Breaking through the bubble
Teenager gets 30 years for killing
grandparents
A 15-year-old boy who claimed the antidepressant Zoloft made
him kill his grandparents was found guilty of murder and
sentenced to 30 years in prison. Christopher Pittman hung his
head as the verdict was read after six hours of
deliberations. The trial was the first case involving a child
who says an antidepressant caused him to kill. It comes at a
time of heightened scrutiny over the use of antidepressants
among children.
Family survives 400-foot fall
A family of four and two friends, who were all wearing
seatbelts, fell nearly 400-feet down into a Colorado mountain
ravine. The car hit black ice while driving along a pass
south of Ouray, Colo., sending the van toward a drop-off with
no guardrail. The van landed with the driver’s side
facing down, yet all six were alive and conscious. The fact
that the minivan wasn’t moving at high speed and thick
snow covered the ravine probably kept the van from falling at
a faster pace or rolling over more times. And the seatbelts
kept the six from bouncing around inside. Only one person had
to be carried out on a stretcher by rescue crews.
Bush wants to keep Patriot Act
President Bush urged Congress to reauthorize the USA Patriot
Act, the Justice Department’s widely criticized
anti-terrorism law. The Patriot Act, passed after the Sept.
11 terrorist attacks, increased FBI surveillance and
law-enforcement powers in terror cases, increased use of
material witness warrants to hold suspects incommunicado for
months, and allowed secret proceedings in immigration cases.
Civil liberties groups and privacy advocates lambasted the
law because they said it undermines freedom. But Bush said
the act “has been vital to our success in tracking
terrorists and disrupting their plans.” He noted that
many key elements of the law are set to expire at the end of
the year and said Congress must act quickly to renew it.

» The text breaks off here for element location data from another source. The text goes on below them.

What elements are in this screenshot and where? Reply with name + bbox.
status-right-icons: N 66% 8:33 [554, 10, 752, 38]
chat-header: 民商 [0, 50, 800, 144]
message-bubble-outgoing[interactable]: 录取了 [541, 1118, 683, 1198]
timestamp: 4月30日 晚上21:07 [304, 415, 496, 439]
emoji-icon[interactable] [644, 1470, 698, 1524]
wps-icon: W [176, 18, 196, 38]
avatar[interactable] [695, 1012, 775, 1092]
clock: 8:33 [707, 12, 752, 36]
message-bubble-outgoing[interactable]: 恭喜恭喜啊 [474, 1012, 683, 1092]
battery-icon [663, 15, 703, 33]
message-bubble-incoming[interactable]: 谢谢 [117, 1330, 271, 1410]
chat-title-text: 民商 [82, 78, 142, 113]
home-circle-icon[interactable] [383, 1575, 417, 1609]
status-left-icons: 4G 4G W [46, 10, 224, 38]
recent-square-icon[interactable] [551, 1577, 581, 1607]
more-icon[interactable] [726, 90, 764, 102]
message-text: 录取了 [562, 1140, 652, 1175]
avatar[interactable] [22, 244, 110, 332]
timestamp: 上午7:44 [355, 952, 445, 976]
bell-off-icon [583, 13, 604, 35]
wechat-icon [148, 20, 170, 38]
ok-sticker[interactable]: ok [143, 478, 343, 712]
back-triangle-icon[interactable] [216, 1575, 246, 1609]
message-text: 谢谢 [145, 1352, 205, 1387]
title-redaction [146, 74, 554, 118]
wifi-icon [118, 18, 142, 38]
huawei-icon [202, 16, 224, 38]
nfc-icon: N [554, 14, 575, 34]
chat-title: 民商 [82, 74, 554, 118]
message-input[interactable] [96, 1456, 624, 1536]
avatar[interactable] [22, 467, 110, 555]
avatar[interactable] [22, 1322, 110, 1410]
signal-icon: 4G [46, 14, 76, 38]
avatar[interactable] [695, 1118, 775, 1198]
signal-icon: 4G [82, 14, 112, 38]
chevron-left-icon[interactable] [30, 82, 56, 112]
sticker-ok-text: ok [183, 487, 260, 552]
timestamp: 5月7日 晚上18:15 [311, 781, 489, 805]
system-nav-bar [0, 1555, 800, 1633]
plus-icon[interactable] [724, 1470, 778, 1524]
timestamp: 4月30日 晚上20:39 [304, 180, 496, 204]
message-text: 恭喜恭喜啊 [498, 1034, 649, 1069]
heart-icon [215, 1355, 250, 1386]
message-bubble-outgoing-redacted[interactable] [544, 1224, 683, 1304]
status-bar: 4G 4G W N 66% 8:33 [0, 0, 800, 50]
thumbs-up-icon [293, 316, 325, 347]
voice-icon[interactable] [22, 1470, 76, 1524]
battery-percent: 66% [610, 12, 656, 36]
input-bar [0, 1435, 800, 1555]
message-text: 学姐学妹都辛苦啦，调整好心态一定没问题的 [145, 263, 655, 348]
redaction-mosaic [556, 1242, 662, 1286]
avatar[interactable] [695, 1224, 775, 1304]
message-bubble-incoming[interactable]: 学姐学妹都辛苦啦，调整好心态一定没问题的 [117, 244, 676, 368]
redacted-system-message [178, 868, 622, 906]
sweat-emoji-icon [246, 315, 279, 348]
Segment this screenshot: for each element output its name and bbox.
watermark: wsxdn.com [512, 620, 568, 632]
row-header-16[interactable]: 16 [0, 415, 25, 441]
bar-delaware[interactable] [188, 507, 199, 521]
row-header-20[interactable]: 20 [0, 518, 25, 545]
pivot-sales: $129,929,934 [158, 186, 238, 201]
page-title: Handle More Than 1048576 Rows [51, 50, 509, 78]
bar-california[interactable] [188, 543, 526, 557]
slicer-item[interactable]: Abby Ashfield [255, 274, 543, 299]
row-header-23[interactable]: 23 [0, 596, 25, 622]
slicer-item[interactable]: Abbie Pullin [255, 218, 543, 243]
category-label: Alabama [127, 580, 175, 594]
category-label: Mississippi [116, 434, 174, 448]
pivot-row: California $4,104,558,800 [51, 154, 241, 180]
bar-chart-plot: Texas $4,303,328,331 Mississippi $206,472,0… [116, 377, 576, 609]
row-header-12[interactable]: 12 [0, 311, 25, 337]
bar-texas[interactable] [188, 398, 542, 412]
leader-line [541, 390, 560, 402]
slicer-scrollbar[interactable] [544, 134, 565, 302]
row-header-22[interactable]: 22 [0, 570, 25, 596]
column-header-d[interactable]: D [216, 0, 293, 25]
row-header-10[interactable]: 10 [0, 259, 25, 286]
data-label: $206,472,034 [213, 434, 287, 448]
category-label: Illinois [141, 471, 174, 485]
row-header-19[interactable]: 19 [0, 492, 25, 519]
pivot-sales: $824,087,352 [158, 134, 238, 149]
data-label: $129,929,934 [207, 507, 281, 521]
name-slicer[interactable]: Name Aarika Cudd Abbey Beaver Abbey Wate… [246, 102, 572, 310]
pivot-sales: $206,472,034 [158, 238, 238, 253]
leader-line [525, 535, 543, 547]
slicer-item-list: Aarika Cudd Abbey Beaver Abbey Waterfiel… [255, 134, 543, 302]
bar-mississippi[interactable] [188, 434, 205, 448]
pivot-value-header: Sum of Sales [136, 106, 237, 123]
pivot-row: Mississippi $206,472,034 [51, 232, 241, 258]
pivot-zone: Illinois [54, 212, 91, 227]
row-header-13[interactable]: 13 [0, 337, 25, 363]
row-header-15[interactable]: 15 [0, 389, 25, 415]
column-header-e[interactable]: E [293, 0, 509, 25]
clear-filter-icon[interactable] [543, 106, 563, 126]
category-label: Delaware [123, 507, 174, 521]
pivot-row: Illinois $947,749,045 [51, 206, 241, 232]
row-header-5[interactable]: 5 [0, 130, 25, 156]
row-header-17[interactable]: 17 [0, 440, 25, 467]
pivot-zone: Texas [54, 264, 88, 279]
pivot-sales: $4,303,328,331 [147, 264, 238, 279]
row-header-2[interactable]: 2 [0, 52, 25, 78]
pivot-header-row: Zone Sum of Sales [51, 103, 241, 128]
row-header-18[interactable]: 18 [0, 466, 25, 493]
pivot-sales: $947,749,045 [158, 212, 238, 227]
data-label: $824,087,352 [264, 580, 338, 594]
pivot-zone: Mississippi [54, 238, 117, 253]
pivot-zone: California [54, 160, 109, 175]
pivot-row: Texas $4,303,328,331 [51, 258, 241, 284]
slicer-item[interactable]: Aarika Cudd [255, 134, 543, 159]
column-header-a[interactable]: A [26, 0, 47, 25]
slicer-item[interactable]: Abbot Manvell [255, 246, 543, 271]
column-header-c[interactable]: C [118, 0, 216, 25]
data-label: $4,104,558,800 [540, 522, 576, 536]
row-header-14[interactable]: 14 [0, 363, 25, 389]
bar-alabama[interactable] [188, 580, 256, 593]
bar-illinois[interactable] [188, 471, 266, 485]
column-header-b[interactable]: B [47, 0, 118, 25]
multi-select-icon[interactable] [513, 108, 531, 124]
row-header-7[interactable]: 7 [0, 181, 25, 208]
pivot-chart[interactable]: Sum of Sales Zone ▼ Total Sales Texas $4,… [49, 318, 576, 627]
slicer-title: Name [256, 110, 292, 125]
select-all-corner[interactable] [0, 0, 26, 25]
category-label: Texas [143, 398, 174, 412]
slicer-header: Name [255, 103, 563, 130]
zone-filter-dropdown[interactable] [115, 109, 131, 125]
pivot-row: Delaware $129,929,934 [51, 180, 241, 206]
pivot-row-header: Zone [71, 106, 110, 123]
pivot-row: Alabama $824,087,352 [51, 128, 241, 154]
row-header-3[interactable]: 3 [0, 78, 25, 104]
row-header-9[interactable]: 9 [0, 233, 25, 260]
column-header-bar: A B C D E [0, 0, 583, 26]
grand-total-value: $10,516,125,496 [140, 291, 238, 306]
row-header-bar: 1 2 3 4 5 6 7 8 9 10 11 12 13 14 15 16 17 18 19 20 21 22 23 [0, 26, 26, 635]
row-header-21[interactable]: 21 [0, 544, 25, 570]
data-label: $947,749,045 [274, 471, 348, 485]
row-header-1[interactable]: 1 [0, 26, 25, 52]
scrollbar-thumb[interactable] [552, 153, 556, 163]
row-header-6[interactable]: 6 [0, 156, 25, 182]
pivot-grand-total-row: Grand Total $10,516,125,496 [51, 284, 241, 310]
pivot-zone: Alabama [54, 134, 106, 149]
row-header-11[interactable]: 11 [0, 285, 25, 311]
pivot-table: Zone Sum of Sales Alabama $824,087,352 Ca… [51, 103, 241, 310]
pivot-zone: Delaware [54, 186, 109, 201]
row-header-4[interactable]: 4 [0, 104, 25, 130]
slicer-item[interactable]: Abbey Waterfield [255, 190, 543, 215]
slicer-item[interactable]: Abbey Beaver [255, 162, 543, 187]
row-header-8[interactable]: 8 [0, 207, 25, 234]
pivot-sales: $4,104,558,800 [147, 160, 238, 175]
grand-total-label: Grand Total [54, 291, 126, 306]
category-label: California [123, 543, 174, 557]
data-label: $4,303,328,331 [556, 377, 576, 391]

Chertoff accepted as new head of Homeland
Security
Federal judge Michael Chertoff won Senate confirmation to
head the Homeland Security Department. The Senate approved
President Bush’s nomination of Chertoff to succeed Tom
Ridge as secretary of the department, which was created after
the Sept. 11, 2001, terrorist attacks. The vote was 98-0, but
it followed a spirited debate over an e-mail message FBI
agents sent last year, at a time when Chertoff headed the
criminal division of the Justice Department, seeking guidance
about questioning terrorism suspects at the U.S. naval base
at Guantanamo Bay, Cuba. The vote was delayed for a week as
democrats criticized the Justice Department for refusing to
release an unedited copy of the message.